Do you have recipes that are your “go-to” dishes? Ones that you’ve cooked so many times you could make them with your eyes closed? I do, and this is one of them. Italian sausage and peppers is a long-time favorite in our house. While neither one of us has an ounce of Italian heritage, we are avid fans of the cuisine. Given the choice, we’d probably take a local Italian pizza place over any other kind of restaurant.
This recipe is my own method of making Italian Sausage and Peppers. Though probably not strictly authentic, it’s pretty tasty. And if you use a turkey sausage and pan spray instead of olive oil, it’s pretty darn low in fat, too. I know that many people enjoy this mixture on a bun, but I always serve it over hot cooked pasta. Usually fettucine. That’s spinach fettucine in the photo. I think it makes a lovely dish.
Start by prepping the onions, peppers and garlic. Slice the peppers in half and remove the seed and ribs. Then slice each half into strips. Slice the onion into vertical strips approximately the same size as the pepper strips. Mince the garlic. Set the vegetables aside.
Place a large skillet over medium-high heat. Prick each sausage several times with a fork. This prevents the skin from bursting during cooking. When the skillet is warmed, add 1 to 2 tablespoons of olive oil. Add the sausages and cook, turning occasionally, until they are brown on all sides. Remove sausages from skillet and set them aside.
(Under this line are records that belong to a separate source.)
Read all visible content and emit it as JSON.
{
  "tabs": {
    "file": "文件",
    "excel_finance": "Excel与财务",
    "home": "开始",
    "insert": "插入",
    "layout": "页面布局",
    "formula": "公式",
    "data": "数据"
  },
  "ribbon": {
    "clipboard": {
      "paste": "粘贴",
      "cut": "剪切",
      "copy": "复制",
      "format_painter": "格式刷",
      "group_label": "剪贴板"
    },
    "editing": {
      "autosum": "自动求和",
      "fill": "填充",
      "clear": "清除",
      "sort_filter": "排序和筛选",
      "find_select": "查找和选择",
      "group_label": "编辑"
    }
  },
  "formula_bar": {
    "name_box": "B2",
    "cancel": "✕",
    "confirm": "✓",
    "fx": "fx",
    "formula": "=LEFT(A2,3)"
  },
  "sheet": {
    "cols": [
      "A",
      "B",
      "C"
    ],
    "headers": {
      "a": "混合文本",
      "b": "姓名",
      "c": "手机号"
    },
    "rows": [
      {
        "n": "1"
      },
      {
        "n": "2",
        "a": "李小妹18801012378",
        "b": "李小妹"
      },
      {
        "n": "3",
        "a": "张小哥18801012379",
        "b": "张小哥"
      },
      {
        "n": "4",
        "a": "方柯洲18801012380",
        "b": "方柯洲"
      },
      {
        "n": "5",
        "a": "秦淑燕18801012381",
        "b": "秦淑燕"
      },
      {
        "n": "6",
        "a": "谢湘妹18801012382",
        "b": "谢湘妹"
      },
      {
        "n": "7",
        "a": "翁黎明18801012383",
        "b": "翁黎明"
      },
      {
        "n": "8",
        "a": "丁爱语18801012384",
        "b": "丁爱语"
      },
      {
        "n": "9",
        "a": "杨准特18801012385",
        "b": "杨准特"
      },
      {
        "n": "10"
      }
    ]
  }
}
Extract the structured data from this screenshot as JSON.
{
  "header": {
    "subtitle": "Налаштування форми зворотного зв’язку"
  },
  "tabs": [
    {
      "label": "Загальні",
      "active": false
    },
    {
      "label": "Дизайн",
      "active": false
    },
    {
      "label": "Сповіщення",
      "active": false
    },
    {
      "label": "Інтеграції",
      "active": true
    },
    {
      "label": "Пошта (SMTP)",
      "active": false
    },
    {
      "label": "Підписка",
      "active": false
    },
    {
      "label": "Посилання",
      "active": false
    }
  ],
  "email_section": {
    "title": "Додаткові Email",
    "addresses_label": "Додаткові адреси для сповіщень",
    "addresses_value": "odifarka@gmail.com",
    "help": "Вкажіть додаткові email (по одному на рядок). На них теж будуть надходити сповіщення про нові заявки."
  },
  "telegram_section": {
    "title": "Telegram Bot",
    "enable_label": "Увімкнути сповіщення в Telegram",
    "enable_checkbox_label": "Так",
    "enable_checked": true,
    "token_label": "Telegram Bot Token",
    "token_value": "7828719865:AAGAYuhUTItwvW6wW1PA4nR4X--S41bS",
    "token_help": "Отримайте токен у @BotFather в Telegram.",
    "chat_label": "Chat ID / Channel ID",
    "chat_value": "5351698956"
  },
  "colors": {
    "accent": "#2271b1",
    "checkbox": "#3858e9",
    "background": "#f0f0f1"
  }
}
Add the onions, peppers and garlic to the pan (don’t clean the pan out between the sausages and vegetables). Saute until veggies are crisp-tender. Add basil and tomatoes with their juice to the pan with the vegetables and stir all together. Add salt and pepper to taste.
Place the sausages on top of the veggies and tomatoes in the pan. Be sure to pour in any juices that may have accumulated from the sausages while they were sitting.
Cover the pan and cook for approximately 20 minutes or until sausages are done all the way through. Serve on toasted hot dog buns or over hot cooked pasta.